Better Improvement When Open Placebo Is Added to Pain Medications
The study included 97 adult patients with low back pain lasting at least three months. Patients were randomly assigned to three weeks of treatment on their usual pain medications alone, or on their usual medications plus placebo.
But unlike the usual "placebo-controlled" study, patients knew they were taking a placebo. The researchers explained to patients about the "potentially powerful" placebo effect, and how the body may automatically respond to placebo treatments. Previous studies have suggested that placebos can have "clinically meaningful benefits"—possibly reflecting "non-conscious processes" related to participating in a study and taking pills.
Measures of back pain and disability were compared between groups. After three weeks, patients initially assigned to usual treatment were offered the chance to take placebo pills. Eighty-three patients completed the study.
The results showed greater reductions in pain for patients assigned to placebo. On a 0-to-10 scale, patients in the placebo group had a 1.5-point improvement in pain score, compared to no significant change for patients taking usual medications only. The placebo group also had nearly a three-point reduction in back pain-related disability score, compared to no change for the usual-treatment group.
Overall, open placebo treatment reduced initial pain and disability scores by approximately 30 percent. Patients in the usual-treatment group had similar improvements after they started taking placebo pills. There were no adverse effects in either group.
There's a pressing need for more effective treatments for low back pain, which causes more disability worldwide than any other medical condition. Conventional "double-blind" trials often find commonly prescribed treatments for back pain are no more effective than inactive placebos.
Could the placebo effect be used to improve treatment of back pain? Giving placebo pills in open fashion—including explanations of how the placebo effect may work—offers a way to overcome the ethical conflict of deceiving patients that they are taking an active medication.

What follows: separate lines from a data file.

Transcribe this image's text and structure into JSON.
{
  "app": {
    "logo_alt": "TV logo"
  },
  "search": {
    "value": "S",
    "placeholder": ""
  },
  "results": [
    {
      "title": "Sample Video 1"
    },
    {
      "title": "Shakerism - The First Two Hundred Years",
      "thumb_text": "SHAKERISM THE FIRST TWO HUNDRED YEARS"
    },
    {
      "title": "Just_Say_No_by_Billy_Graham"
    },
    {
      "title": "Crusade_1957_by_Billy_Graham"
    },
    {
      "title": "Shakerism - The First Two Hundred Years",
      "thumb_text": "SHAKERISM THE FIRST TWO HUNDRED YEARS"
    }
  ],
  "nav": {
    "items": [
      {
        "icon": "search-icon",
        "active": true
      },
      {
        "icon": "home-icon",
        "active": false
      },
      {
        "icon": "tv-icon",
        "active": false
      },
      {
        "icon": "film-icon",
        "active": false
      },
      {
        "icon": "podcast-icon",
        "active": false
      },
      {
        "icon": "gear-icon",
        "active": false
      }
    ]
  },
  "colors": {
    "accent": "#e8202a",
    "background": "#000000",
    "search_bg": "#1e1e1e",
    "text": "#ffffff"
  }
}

The researchers acknowledge some limitations of their study, particularly its small size and short duration. They also note that it was advertised as a "mind-body clinical study," which might have attracted patients who are concerned about conventional medicine or attracted to complementary and alternative treatments.
"Our data suggest that open-label placebo can be a safe and effective adjunct to treatment for chronic low back pain," Dr. Carvalho and coauthors conclude. They call for further studies evaluating the potential for "harnessing placebo effects without deception," for back pain as well as other conditions.